Senti che pioggia che scende di
fuori, senti che bello il rumore.
Mi cattura la voglia e mi gonfia
le labbra, come terra crepata alla fine di agosto. Senti il silenzio che
cola sui vetri, annegami dentro il desiderio mai vinto, fammi sentire il
bisogno d’un uomo, il dovere da sempre sopito di nutrire il mio corpo,
di stancarmi da sola le mani, le gambe.
Senti che tuono che rimbomba di
fuori, senti che bello il rumore.
Fammi sentire piccola ed incerta,
donna soltanto se mi stringi a m’avvolgi, madre all’alba se mi premi
nel mezzo e spartisci l’essenza d’essere tua.
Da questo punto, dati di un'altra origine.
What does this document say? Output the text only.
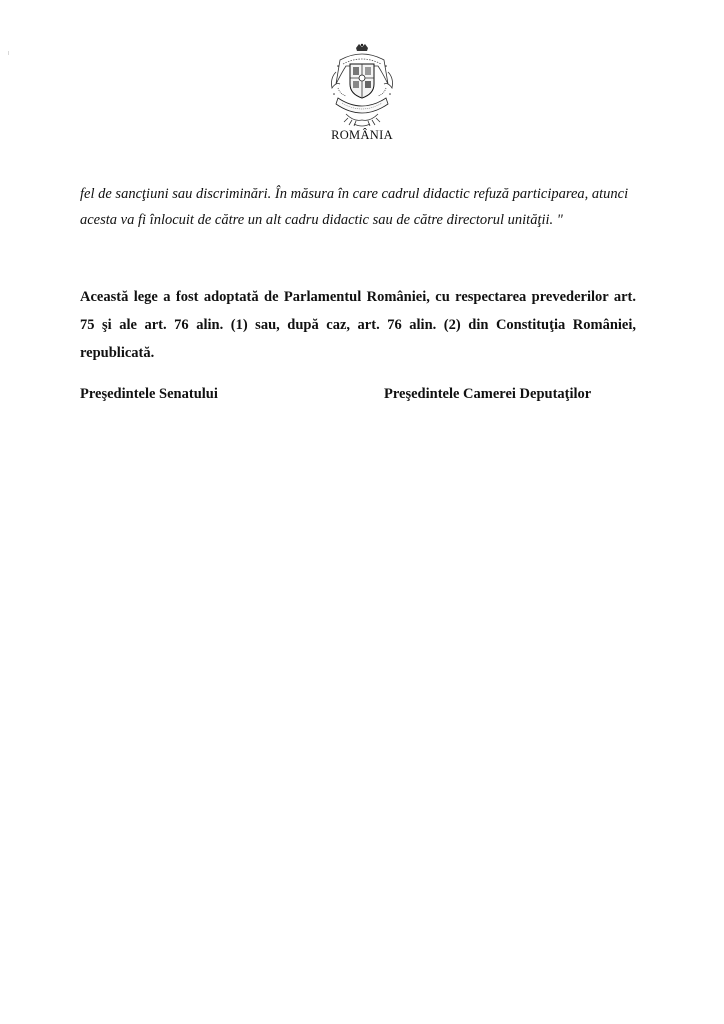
ROMÂNIA

fel de sancţiuni sau discriminări. În măsura în care cadrul didactic refuză participarea, atunci

acesta va fi înlocuit de către un alt cadru didactic sau de către directorul unităţii. "

Această lege a fost adoptată de Parlamentul României, cu respectarea prevederilor art.
75 şi ale art. 76 alin. (1) sau, după caz, art. 76 alin. (2) din Constituţia României,
republicată.
Preşedintele Senatului	Preşedintele Camerei Deputaţilor
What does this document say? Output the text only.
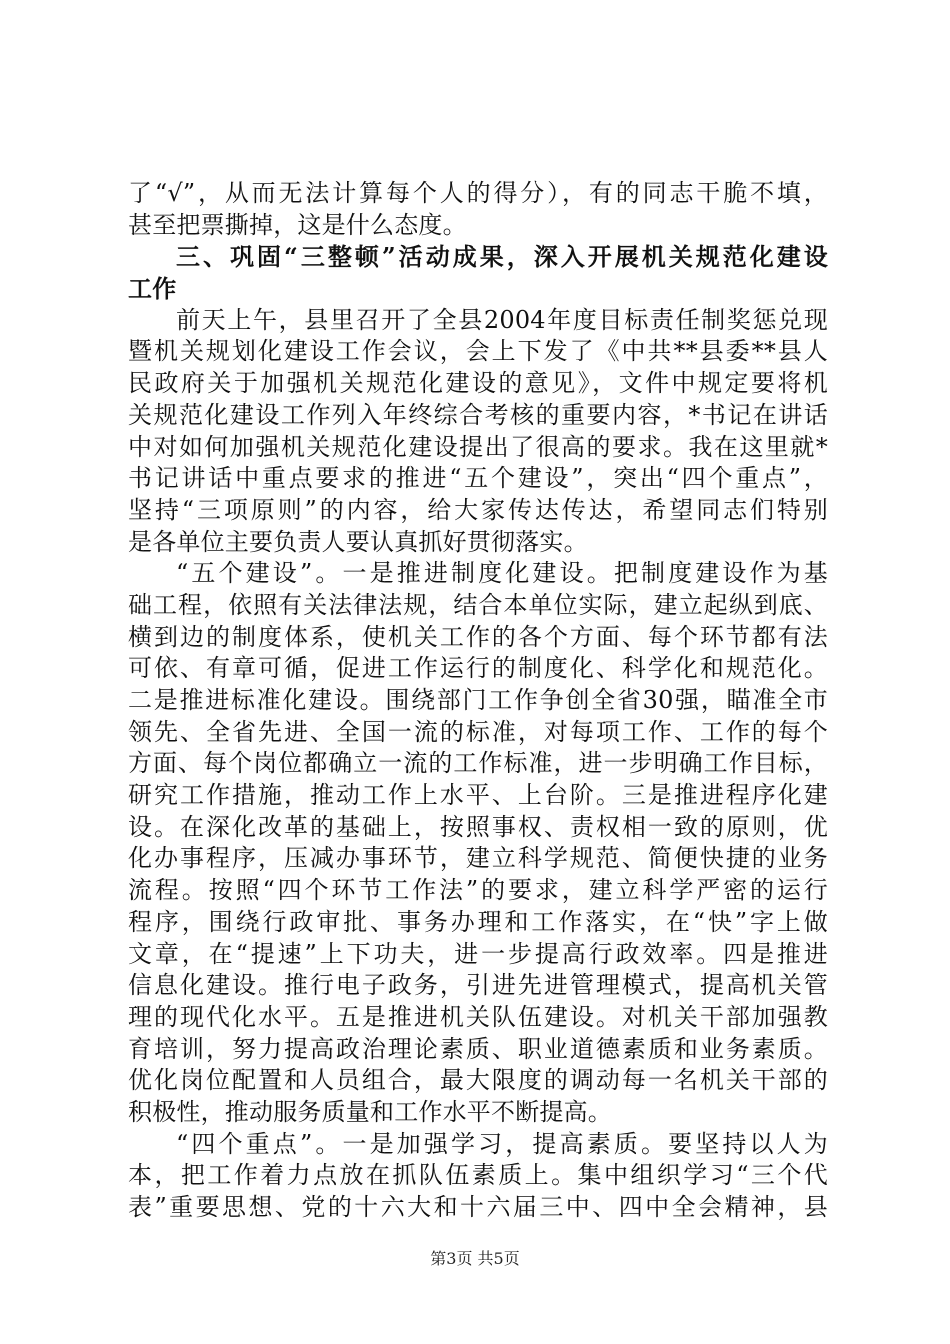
了“√”，从而无法计算每个人的得分），有的同志干脆不填，
甚至把票撕掉，这是什么态度。
三、巩固“三整顿”活动成果，深入开展机关规范化建设
工作
前天上午，县里召开了全县2004年度目标责任制奖惩兑现
暨机关规划化建设工作会议，会上下发了《中共**县委**县人
民政府关于加强机关规范化建设的意见》，文件中规定要将机
关规范化建设工作列入年终综合考核的重要内容，*书记在讲话
中对如何加强机关规范化建设提出了很高的要求。我在这里就*
书记讲话中重点要求的推进“五个建设”，突出“四个重点”，
坚持“三项原则”的内容，给大家传达传达，希望同志们特别
是各单位主要负责人要认真抓好贯彻落实。
“五个建设”。一是推进制度化建设。把制度建设作为基
础工程，依照有关法律法规，结合本单位实际，建立起纵到底、
横到边的制度体系，使机关工作的各个方面、每个环节都有法
可依、有章可循，促进工作运行的制度化、科学化和规范化。
二是推进标准化建设。围绕部门工作争创全省30强，瞄准全市
领先、全省先进、全国一流的标准，对每项工作、工作的每个
方面、每个岗位都确立一流的工作标准，进一步明确工作目标，
研究工作措施，推动工作上水平、上台阶。三是推进程序化建
设。在深化改革的基础上，按照事权、责权相一致的原则，优
化办事程序，压减办事环节，建立科学规范、简便快捷的业务
流程。按照“四个环节工作法”的要求，建立科学严密的运行
程序，围绕行政审批、事务办理和工作落实，在“快”字上做
文章，在“提速”上下功夫，进一步提高行政效率。四是推进
信息化建设。推行电子政务，引进先进管理模式，提高机关管
理的现代化水平。五是推进机关队伍建设。对机关干部加强教
育培训，努力提高政治理论素质、职业道德素质和业务素质。
优化岗位配置和人员组合，最大限度的调动每一名机关干部的
积极性，推动服务质量和工作水平不断提高。
“四个重点”。一是加强学习，提高素质。要坚持以人为
本，把工作着力点放在抓队伍素质上。集中组织学习“三个代
表”重要思想、党的十六大和十六届三中、四中全会精神，县
第3页 共5页
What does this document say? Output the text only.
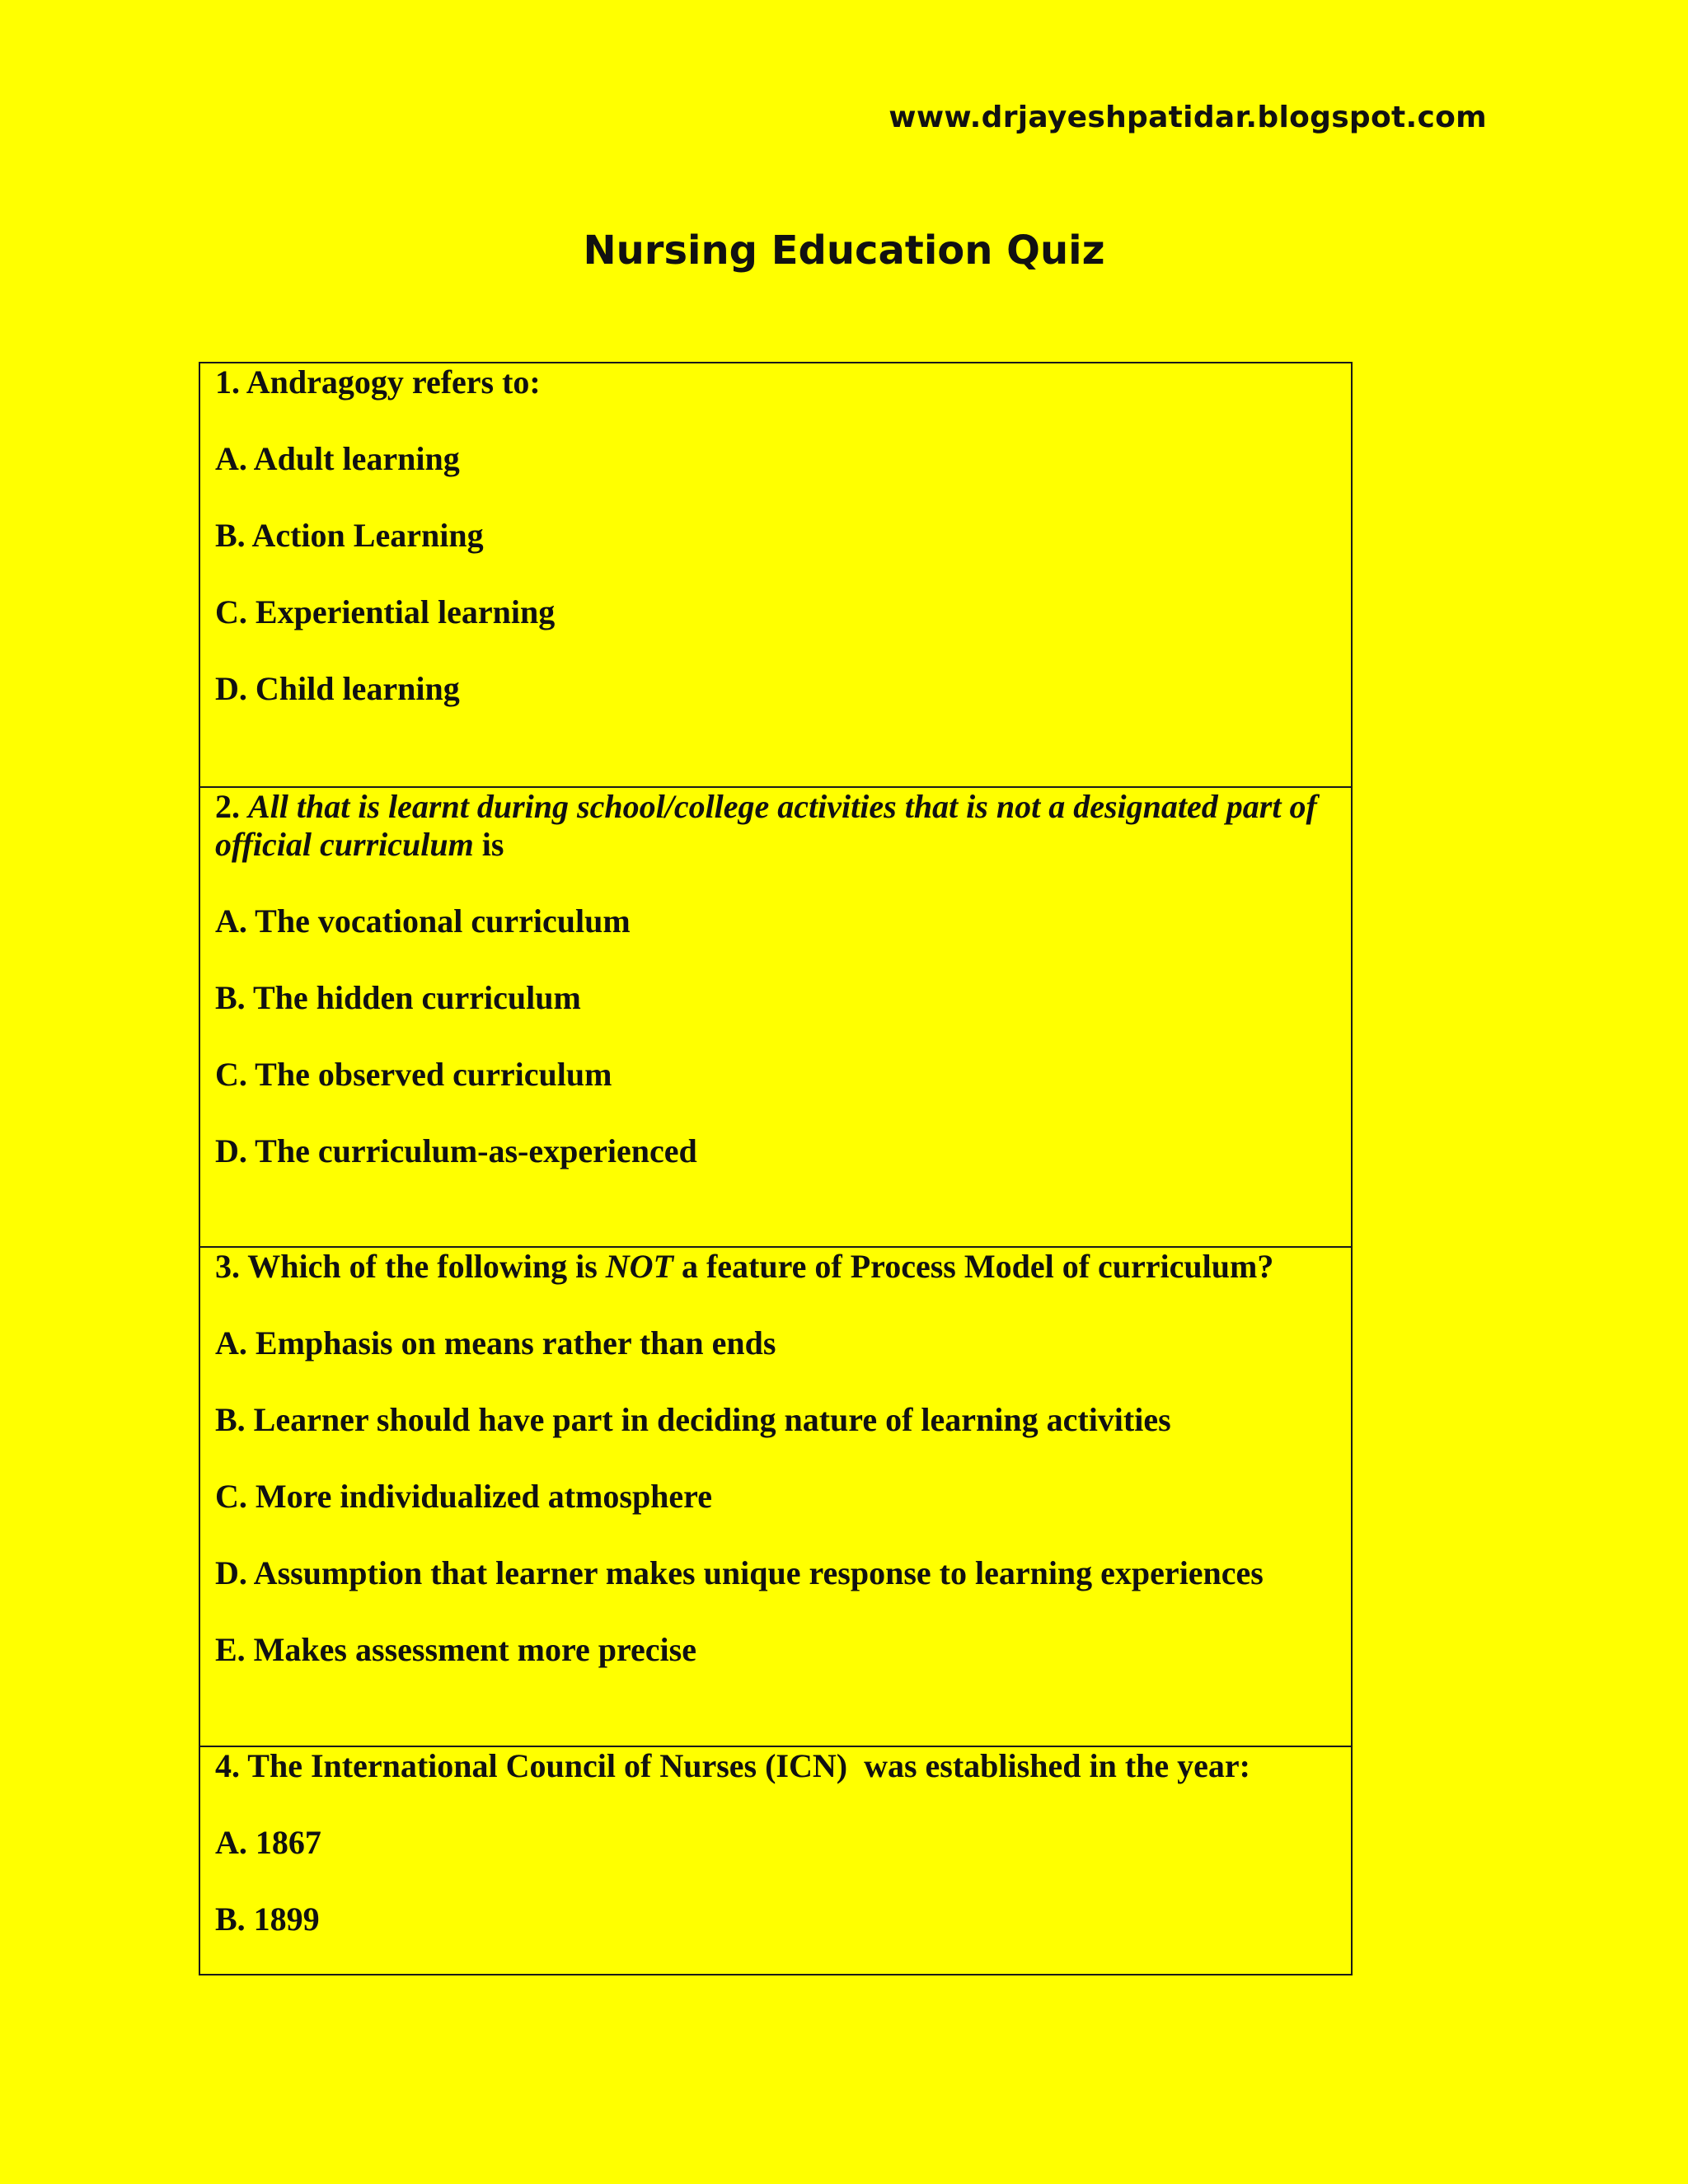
www.drjayeshpatidar.blogspot.com
Nursing Education Quiz

1. Andragogy refers to:

A. Adult learning

B. Action Learning

C. Experiential learning

D. Child learning

2. All that is learnt during school/college activities that is not a designated part of official curriculum is

A. The vocational curriculum

B. The hidden curriculum

C. The observed curriculum

D. The curriculum-as-experienced

3. Which of the following is NOT a feature of Process Model of curriculum?

A. Emphasis on means rather than ends

B. Learner should have part in deciding nature of learning activities

C. More individualized atmosphere

D. Assumption that learner makes unique response to learning experiences

E. Makes assessment more precise

4. The International Council of Nurses (ICN)  was established in the year:

A. 1867

B. 1899
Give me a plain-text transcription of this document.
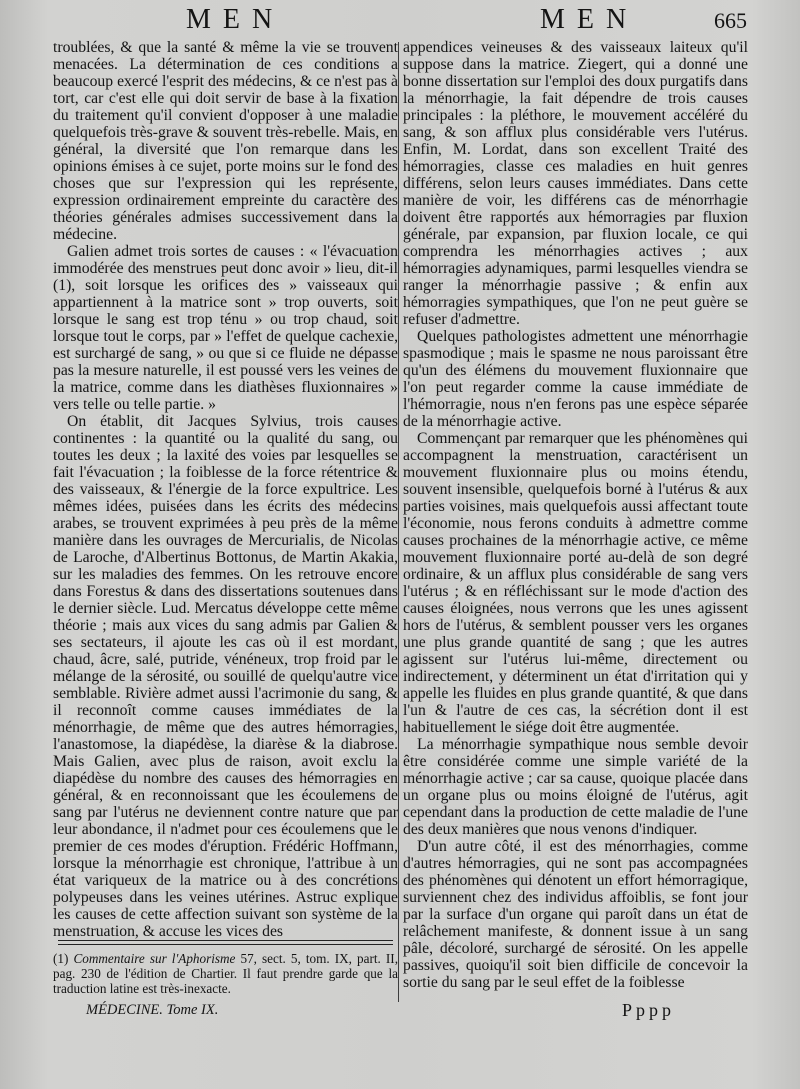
MEN	MEN	665

troublées, & que la santé & même la vie se trouvent menacées. La détermination de ces conditions a beaucoup exercé l'esprit des médecins, & ce n'est pas à tort, car c'est elle qui doit servir de base à la fixation du traitement qu'il convient d'opposer à une maladie quelquefois très-grave & souvent très-rebelle. Mais, en général, la diversité que l'on remarque dans les opinions émises à ce sujet, porte moins sur le fond des choses que sur l'expression qui les représente, expression ordinairement empreinte du caractère des théories générales admises successivement dans la médecine.

Galien admet trois sortes de causes : « l'évacuation immodérée des menstrues peut donc avoir » lieu, dit-il (1), soit lorsque les orifices des » vaisseaux qui appartiennent à la matrice sont » trop ouverts, soit lorsque le sang est trop ténu » ou trop chaud, soit lorsque tout le corps, par » l'effet de quelque cachexie, est surchargé de sang, » ou que si ce fluide ne dépasse pas la mesure naturelle, il est poussé vers les veines de la matrice, comme dans les diathèses fluxionnaires » vers telle ou telle partie. »

On établit, dit Jacques Sylvius, trois causes continentes : la quantité ou la qualité du sang, ou toutes les deux ; la laxité des voies par lesquelles se fait l'évacuation ; la foiblesse de la force rétentrice & des vaisseaux, & l'énergie de la force expultrice. Les mêmes idées, puisées dans les écrits des médecins arabes, se trouvent exprimées à peu près de la même manière dans les ouvrages de Mercurialis, de Nicolas de Laroche, d'Albertinus Bottonus, de Martin Akakia, sur les maladies des femmes. On les retrouve encore dans Forestus & dans des dissertations soutenues dans le dernier siècle. Lud. Mercatus développe cette même théorie ; mais aux vices du sang admis par Galien & ses sectateurs, il ajoute les cas où il est mordant, chaud, âcre, salé, putride, vénéneux, trop froid par le mélange de la sérosité, ou souillé de quelqu'autre vice semblable. Rivière admet aussi l'acrimonie du sang, & il reconnoît comme causes immédiates de la ménorrhagie, de même que des autres hémorragies, l'anastomose, la diapédèse, la diarèse & la diabrose. Mais Galien, avec plus de raison, avoit exclu la diapédèse du nombre des causes des hémorragies en général, & en reconnoissant que les écoulemens de sang par l'utérus ne deviennent contre nature que par leur abondance, il n'admet pour ces écoulemens que le premier de ces modes d'éruption. Frédéric Hoffmann, lorsque la ménorrhagie est chronique, l'attribue à un état variqueux de la matrice ou à des concrétions polypeuses dans les veines utérines. Astruc explique les causes de cette affection suivant son système de la menstruation, & accuse les vices des

appendices veineuses & des vaisseaux laiteux qu'il suppose dans la matrice. Ziegert, qui a donné une bonne dissertation sur l'emploi des doux purgatifs dans la ménorrhagie, la fait dépendre de trois causes principales : la pléthore, le mouvement accéléré du sang, & son afflux plus considérable vers l'utérus. Enfin, M. Lordat, dans son excellent Traité des hémorragies, classe ces maladies en huit genres différens, selon leurs causes immédiates. Dans cette manière de voir, les différens cas de ménorrhagie doivent être rapportés aux hémorragies par fluxion générale, par expansion, par fluxion locale, ce qui comprendra les ménorrhagies actives ; aux hémorragies adynamiques, parmi lesquelles viendra se ranger la ménorrhagie passive ; & enfin aux hémorragies sympathiques, que l'on ne peut guère se refuser d'admettre.

Quelques pathologistes admettent une ménorrhagie spasmodique ; mais le spasme ne nous paroissant être qu'un des élémens du mouvement fluxionnaire que l'on peut regarder comme la cause immédiate de l'hémorragie, nous n'en ferons pas une espèce séparée de la ménorrhagie active.

Commençant par remarquer que les phénomènes qui accompagnent la menstruation, caractérisent un mouvement fluxionnaire plus ou moins étendu, souvent insensible, quelquefois borné à l'utérus & aux parties voisines, mais quelquefois aussi affectant toute l'économie, nous ferons conduits à admettre comme causes prochaines de la ménorrhagie active, ce même mouvement fluxionnaire porté au-delà de son degré ordinaire, & un afflux plus considérable de sang vers l'utérus ; & en réfléchissant sur le mode d'action des causes éloignées, nous verrons que les unes agissent hors de l'utérus, & semblent pousser vers les organes une plus grande quantité de sang ; que les autres agissent sur l'utérus lui-même, directement ou indirectement, y déterminent un état d'irritation qui y appelle les fluides en plus grande quantité, & que dans l'un & l'autre de ces cas, la sécrétion dont il est habituellement le siége doit être augmentée.

La ménorrhagie sympathique nous semble devoir être considérée comme une simple variété de la ménorrhagie active ; car sa cause, quoique placée dans un organe plus ou moins éloigné de l'utérus, agit cependant dans la production de cette maladie de l'une des deux manières que nous venons d'indiquer.

D'un autre côté, il est des ménorrhagies, comme d'autres hémorragies, qui ne sont pas accompagnées des phénomènes qui dénotent un effort hémorragique, surviennent chez des individus affoiblis, se font jour par la surface d'un organe qui paroît dans un état de relâchement manifeste, & donnent issue à un sang pâle, décoloré, surchargé de sérosité. On les appelle passives, quoiqu'il soit bien difficile de concevoir la sortie du sang par le seul effet de la foiblesse

(1) Commentaire sur l'Aphorisme 57, sect. 5, tom. IX, part. II, pag. 230 de l'édition de Chartier. Il faut prendre garde que la traduction latine est très-inexacte.
MÉDECINE. Tome IX.	Pppp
Ti prego cercami dove
non esiste ricordo, dove gli occhi s’annebbiano e non rimane che amore,
a giustificarmi le gambe che spalanco scomposte, a misurare la voglia che
negli anni ho disperso.
Senti che lampi ci colorano
lilla, senti che bello il rumore.
Ti prego
rimani, non uscire in tempo, perché non conosco altra notte per sentirmi
più pronta, non conosco altra pioggia per fecondarci la terra.